Supreme Court Clarifies the Ministerial Exception

by hr4u.
Jul 4 16

The factors used to evaluate ministerial exception claims did not become clear until 2012, when the Supreme Court decided EEOC v. Hosanna-Tabor Evangelical Lutheran Church, however, there are still many potential issues to be resolved.

 

In that case involving a parochial school teacher who spent most of her work time on non-religious duties, the Court identified the factors in finding that the teacher in a religious school fit a ministerial exception to Title VII:

  • That she was formally commissioned or ordained as a Lutheran “minister,”
  • That she did perform “important religious functions” in addition to her teaching of lay subjects in the classroom
  • That her non-religious duties, however extensive, did not make a difference.

 

The Court wrote that the ministerial exception question “is not one that can be resolved by a stopwatch.

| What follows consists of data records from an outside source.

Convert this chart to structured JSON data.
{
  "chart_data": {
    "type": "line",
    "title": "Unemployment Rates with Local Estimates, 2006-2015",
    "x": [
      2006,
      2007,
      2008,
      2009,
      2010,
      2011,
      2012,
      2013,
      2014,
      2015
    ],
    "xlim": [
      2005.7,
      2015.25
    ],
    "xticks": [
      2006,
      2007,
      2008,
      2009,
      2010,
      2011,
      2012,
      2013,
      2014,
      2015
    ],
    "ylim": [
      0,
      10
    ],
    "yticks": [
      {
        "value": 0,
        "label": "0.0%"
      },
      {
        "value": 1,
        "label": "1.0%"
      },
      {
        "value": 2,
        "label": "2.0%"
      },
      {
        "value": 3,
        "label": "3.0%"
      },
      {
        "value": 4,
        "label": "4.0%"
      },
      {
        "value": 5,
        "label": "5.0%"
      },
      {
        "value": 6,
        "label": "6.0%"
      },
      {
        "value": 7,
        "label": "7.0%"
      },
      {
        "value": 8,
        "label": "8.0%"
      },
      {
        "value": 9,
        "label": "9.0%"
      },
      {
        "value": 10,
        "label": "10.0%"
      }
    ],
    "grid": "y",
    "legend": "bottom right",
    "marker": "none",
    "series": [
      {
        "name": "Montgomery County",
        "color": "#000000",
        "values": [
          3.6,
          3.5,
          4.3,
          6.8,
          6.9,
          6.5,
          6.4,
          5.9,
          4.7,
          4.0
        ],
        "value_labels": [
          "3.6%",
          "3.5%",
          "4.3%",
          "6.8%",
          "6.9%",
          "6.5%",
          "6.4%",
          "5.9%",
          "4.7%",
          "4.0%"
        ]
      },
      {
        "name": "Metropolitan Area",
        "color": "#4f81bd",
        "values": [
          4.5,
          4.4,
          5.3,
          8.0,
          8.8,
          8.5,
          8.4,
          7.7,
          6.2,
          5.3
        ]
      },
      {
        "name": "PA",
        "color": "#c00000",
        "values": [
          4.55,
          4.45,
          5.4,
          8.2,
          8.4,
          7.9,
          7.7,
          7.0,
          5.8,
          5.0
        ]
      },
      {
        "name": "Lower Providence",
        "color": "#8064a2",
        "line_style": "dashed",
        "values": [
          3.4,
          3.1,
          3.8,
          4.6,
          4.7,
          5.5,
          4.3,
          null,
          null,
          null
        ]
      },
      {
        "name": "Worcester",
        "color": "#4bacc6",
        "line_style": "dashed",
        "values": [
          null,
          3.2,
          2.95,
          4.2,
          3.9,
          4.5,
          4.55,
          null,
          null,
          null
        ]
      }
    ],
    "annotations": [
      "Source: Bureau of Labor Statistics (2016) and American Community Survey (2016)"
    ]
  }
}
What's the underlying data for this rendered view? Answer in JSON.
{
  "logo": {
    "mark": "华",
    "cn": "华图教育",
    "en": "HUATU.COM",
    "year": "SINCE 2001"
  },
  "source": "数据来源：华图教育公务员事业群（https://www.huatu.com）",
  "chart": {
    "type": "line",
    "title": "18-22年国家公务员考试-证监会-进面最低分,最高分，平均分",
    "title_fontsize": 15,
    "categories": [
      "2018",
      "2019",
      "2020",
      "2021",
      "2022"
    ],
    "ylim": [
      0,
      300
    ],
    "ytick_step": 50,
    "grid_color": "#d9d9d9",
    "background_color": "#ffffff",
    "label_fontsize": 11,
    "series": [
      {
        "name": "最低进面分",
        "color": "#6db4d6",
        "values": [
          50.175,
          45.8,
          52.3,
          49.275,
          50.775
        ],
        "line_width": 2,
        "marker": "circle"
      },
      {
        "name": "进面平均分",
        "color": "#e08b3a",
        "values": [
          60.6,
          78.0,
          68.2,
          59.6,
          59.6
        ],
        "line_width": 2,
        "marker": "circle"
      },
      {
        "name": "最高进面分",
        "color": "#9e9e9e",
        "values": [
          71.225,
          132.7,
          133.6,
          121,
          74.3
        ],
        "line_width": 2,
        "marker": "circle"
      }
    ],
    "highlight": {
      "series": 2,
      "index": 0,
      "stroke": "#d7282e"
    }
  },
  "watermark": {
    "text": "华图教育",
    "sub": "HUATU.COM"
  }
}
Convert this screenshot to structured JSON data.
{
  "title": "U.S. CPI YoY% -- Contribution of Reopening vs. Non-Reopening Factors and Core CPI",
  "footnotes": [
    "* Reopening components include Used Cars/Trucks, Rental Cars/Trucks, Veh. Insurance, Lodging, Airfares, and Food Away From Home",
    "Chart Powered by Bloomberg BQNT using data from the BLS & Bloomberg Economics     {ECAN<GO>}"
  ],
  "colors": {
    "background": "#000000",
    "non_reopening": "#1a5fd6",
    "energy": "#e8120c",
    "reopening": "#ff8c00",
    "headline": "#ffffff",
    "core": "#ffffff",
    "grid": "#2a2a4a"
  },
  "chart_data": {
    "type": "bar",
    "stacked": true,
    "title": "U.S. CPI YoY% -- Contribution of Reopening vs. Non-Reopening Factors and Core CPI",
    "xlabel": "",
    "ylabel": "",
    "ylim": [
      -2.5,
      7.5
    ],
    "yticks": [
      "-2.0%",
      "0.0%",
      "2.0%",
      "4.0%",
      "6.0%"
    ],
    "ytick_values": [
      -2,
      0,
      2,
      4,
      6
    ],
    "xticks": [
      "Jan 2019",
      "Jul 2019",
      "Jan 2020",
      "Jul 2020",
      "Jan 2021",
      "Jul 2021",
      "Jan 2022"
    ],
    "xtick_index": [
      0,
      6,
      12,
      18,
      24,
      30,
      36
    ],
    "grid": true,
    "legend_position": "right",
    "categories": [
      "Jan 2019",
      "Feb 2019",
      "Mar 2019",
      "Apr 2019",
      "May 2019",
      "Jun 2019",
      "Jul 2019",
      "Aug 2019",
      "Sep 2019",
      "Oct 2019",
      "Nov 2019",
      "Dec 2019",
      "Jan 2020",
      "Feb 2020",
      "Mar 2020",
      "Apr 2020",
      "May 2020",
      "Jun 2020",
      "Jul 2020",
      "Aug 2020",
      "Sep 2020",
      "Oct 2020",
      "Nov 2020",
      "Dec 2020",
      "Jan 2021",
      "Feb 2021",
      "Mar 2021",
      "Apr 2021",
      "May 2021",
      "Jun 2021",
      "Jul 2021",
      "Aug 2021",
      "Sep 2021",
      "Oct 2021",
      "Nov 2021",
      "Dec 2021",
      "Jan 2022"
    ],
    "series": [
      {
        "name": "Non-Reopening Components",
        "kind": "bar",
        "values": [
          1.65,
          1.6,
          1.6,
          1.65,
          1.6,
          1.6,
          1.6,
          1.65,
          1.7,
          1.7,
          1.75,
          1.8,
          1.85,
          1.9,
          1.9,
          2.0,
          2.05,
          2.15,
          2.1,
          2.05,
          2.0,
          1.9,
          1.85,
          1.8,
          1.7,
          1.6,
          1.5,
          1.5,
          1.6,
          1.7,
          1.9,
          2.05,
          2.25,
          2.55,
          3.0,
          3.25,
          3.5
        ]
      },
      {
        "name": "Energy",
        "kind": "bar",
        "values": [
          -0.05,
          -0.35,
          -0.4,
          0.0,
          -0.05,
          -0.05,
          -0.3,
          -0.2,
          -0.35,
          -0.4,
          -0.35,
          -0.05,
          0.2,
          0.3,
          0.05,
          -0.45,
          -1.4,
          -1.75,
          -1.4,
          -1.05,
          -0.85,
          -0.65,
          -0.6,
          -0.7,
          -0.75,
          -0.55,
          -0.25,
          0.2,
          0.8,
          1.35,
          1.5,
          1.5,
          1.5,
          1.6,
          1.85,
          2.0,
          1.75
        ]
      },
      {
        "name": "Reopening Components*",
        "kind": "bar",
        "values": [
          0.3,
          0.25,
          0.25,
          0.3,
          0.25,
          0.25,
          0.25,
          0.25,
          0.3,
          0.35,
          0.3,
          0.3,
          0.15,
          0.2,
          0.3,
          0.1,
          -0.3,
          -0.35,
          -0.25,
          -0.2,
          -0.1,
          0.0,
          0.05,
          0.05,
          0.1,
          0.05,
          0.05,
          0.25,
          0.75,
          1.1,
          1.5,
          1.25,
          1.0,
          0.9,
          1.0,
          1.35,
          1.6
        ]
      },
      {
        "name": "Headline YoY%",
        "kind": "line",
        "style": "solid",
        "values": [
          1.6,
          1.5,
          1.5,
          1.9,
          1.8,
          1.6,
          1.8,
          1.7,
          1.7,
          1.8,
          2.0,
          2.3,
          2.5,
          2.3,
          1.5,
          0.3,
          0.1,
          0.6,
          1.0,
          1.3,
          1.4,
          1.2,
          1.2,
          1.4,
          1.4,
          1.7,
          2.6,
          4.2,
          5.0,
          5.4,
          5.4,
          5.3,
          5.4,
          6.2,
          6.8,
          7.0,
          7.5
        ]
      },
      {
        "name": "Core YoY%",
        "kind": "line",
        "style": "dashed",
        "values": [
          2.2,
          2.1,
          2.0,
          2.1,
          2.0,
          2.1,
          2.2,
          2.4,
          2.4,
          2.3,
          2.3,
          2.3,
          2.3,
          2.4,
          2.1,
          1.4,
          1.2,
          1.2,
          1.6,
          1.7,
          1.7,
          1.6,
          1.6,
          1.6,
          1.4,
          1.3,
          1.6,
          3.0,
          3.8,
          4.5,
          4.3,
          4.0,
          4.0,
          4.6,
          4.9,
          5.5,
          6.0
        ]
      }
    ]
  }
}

The amount of time an employee spends on particular activities is relevant in assessing that employee’s status, but that factor cannot be considered in isolation, without regard to the nature of the religious functions performed and the other considerations discussed above.”

 

The Court’s decision eliminates the patchwork of tests used by federal and state courts and broadens the exception beyond the limits set by many courts, but still leaves some questions. For example, how should courts weigh among these factors? Does the weight given to each factor depend on the nature of the claim? Does the test apply to FLSA claims at all? What types of institutions may use the exception? These answers have yet to be litigated by the Supreme Court.

 

Obviously, determining which positions are “ministerial” depends on the specific facts and the particular court interpreting those facts. However, religious entities do have some guidance. First, organizations must ensure that their governing/founding documents, policies, handbooks and other key documents demonstrate that they do have a clear religious purpose and that they adhere to them. Second, organizations should look to the Supreme Court’s factors to analyze whether a particular position might qualify for a ministerial exception to the FLSA. Some positions, such as a Catholic priest or other congregational leader, likely fall squarely within the ministerial exception. Others, such as lay administrators, maintenance workers, office staff, or secular instructors, are a closer call. For instance, the Ninth Circuit has held that lay teachers at a church-owned school who neither attended to others’ religious needs nor instructed students in religious doctrine did not fulfill the function of “ministers” for purposes of exemptions from anti-discrimination laws.

 

Where there is uncertainty, religious entities should tread carefully before treating employees as exempt from the FLSA or state wage and hour laws. The ministerial exception to the FLSA is anything but a one-size-fits-all designation.

 

Like other employers, religious entities need to carefully examine and maintain job descriptions and monitor actual job functions to ensure that they match. You can expect courts to continue to construe this exception narrowly. Articulating a clear, reasonable and individualized basis for excluding someone from FLSA or state wage and hour laws will be the best defense to a wage and hour action challenging a ministerial exception.